The more liberal tendencies of the Democratic Party were long tempered by more conservative members from small towns in the South, Midwest, and even mountain states. When I first came to Washington in 1972, many of the Senate delegations looked very different than they do today. Democrats held both Senate seats in Alabama, Arkansas, Indiana, Louisiana, Mississippi, Missouri, Montana, North Carolina, and West Virginia, which would be unthinkable today. In those days, Sen. Joe Manchin might not have felt quite so lonely at Tuesday caucus lunches.
In a similar way, the more extreme conservative tendencies of the Republican Party were moderated by liberal and centrist members, usually from cities and closer-in suburbs, the Northeast, the Great Lakes states, and the Pacific Coast. At that point, Maryland and Oregon were among the states with two Republicans. More importantly, Connecticut, Idaho, Massachusetts, North Dakota, Oklahoma, South Carolina, South Dakota, Texas, Utah, and Wyoming had split delegations, contributing to the ideological diversity in each conference.

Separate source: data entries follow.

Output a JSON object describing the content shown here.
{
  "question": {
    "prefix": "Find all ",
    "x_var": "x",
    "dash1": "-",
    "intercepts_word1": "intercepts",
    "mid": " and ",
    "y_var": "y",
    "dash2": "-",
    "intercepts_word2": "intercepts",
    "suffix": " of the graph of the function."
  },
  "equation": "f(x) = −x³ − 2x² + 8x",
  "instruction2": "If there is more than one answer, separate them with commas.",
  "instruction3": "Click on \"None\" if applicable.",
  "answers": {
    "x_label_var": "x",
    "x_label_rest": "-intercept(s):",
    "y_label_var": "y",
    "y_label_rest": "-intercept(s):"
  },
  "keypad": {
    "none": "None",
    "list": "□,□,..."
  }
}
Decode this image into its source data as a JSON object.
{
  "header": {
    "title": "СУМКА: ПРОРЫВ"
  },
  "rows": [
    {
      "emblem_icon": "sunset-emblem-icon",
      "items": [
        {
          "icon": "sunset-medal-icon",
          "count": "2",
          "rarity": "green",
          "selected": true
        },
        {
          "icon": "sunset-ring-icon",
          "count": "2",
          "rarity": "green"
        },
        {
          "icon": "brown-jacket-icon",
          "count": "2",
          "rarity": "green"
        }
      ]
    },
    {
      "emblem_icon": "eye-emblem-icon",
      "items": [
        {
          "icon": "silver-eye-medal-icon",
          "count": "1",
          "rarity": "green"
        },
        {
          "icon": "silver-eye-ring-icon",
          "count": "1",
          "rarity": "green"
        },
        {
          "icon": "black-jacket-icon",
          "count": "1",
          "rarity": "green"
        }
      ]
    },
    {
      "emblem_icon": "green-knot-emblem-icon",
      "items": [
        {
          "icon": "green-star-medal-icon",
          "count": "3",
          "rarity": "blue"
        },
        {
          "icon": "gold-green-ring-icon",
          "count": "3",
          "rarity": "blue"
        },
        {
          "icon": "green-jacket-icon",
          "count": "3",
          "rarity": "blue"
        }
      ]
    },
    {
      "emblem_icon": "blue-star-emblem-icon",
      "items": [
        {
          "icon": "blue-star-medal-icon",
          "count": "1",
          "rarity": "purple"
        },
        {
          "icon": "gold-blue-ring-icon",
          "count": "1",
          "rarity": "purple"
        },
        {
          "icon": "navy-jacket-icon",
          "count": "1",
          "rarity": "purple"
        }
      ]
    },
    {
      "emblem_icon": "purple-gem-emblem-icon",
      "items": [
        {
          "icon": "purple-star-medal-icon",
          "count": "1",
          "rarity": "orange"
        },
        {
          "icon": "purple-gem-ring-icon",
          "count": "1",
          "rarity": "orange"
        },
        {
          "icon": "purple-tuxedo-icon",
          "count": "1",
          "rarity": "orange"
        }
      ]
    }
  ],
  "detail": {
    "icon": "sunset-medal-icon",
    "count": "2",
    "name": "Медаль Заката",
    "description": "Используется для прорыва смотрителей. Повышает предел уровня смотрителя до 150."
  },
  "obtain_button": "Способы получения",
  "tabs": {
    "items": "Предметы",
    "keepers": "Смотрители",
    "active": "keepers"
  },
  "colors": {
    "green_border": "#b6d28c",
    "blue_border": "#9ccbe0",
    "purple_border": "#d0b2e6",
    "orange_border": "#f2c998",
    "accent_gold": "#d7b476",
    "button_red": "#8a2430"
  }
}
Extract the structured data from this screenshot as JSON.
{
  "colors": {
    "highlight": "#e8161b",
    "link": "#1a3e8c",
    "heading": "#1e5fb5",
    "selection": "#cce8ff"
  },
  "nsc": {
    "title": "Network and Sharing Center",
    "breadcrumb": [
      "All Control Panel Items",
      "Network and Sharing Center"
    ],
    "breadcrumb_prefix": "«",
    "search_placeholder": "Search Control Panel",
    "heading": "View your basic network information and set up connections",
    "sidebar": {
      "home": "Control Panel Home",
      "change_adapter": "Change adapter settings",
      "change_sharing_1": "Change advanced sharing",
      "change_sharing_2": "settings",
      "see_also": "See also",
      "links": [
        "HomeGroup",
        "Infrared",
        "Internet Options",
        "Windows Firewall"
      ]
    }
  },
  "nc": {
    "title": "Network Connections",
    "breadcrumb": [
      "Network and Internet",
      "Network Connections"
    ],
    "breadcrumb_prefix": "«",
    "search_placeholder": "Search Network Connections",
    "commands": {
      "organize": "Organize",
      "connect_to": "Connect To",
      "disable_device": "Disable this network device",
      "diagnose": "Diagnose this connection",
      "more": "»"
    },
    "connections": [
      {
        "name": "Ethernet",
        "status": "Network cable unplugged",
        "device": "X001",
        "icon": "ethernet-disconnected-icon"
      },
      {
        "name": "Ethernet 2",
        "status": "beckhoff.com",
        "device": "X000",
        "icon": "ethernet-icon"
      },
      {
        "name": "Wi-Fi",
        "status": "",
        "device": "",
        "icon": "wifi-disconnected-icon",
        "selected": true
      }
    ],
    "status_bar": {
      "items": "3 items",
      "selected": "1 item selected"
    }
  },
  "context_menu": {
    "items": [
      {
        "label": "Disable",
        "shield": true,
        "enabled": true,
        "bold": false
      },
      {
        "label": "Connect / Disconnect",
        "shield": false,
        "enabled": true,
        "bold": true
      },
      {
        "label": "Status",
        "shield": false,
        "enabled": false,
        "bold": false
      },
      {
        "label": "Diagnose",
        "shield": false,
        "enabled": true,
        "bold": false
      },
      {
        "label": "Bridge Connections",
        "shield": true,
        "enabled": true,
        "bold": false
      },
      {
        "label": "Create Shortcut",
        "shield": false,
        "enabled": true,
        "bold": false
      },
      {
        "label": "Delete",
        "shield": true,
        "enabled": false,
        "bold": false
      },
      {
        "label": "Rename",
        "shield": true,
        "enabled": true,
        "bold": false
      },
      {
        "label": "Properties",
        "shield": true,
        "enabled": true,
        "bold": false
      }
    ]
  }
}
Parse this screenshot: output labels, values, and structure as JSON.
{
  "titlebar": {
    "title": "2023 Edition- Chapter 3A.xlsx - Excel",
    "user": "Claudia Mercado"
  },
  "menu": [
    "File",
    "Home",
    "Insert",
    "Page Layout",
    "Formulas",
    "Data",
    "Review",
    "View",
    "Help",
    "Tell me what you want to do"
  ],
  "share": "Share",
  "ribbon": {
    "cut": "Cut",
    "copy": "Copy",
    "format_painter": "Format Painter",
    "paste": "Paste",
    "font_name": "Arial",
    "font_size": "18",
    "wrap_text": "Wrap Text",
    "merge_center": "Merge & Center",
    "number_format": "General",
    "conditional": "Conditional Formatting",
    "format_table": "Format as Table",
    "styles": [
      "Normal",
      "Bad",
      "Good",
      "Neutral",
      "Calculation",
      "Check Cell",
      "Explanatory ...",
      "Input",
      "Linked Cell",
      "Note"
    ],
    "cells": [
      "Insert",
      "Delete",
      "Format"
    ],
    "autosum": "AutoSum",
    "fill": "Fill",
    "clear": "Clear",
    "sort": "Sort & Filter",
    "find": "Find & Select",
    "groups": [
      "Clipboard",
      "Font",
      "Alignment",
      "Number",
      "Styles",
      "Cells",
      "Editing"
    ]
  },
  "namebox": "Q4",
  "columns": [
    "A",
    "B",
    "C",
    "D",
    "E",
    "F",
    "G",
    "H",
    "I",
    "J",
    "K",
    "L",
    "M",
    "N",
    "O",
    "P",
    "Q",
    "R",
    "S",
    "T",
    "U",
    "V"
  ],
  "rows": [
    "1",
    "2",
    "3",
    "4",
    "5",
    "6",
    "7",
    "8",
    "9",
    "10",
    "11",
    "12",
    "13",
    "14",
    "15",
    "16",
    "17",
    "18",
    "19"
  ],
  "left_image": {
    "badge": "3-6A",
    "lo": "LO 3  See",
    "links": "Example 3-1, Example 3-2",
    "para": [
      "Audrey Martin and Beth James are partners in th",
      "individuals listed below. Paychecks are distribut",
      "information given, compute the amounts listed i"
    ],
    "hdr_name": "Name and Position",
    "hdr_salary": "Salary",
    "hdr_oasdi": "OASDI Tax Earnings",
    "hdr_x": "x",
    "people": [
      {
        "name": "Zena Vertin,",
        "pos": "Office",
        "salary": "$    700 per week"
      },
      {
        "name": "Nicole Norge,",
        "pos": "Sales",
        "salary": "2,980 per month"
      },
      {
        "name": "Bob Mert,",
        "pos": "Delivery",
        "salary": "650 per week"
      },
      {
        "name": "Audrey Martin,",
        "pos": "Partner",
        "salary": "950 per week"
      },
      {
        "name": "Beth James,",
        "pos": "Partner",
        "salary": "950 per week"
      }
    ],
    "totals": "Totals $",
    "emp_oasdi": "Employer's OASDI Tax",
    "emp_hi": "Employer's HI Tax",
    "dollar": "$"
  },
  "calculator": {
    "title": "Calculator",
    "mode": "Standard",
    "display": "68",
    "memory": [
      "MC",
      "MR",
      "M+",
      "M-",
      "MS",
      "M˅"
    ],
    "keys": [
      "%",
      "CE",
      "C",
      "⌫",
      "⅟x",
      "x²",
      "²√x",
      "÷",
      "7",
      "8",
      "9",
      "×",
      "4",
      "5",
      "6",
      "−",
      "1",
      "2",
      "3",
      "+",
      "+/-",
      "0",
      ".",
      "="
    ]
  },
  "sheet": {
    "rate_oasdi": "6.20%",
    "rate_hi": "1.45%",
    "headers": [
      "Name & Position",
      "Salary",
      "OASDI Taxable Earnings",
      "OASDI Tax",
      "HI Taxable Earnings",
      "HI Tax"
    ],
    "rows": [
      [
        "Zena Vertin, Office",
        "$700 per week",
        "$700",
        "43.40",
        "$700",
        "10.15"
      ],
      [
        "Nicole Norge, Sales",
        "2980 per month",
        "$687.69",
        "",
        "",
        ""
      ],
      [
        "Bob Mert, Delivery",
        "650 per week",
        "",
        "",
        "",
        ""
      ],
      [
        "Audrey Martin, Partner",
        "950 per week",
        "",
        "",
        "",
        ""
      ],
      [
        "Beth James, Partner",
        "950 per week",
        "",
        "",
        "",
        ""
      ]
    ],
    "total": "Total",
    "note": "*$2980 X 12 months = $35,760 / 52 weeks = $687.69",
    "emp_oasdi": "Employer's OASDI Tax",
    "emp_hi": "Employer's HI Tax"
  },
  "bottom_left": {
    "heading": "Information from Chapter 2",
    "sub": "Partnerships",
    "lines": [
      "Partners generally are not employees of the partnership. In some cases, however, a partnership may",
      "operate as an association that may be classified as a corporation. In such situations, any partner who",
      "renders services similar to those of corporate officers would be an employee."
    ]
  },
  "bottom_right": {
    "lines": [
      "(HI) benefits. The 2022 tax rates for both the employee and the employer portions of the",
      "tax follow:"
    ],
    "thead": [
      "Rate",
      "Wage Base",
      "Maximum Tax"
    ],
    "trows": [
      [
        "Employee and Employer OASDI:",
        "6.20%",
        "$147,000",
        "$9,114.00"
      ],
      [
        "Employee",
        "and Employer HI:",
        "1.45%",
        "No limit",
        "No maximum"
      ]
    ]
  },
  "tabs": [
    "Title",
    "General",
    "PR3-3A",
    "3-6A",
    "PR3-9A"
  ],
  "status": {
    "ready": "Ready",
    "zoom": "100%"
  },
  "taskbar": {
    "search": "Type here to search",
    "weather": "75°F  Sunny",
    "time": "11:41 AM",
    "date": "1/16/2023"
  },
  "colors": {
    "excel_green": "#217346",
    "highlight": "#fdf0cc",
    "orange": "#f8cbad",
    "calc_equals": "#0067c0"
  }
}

Once the ideological sorting began in the 1980s and 1990s, liberals who had either been Republicans or independents started migrating to the Democratic Party. Likewise, conservatives who had identified as Democrats or as independents were drawn into the Republican Party. As for the true moderates? They began feeling isolated and marginalized, running for office less, working in campaigns less, giving less, and voting less frequently in primary elections.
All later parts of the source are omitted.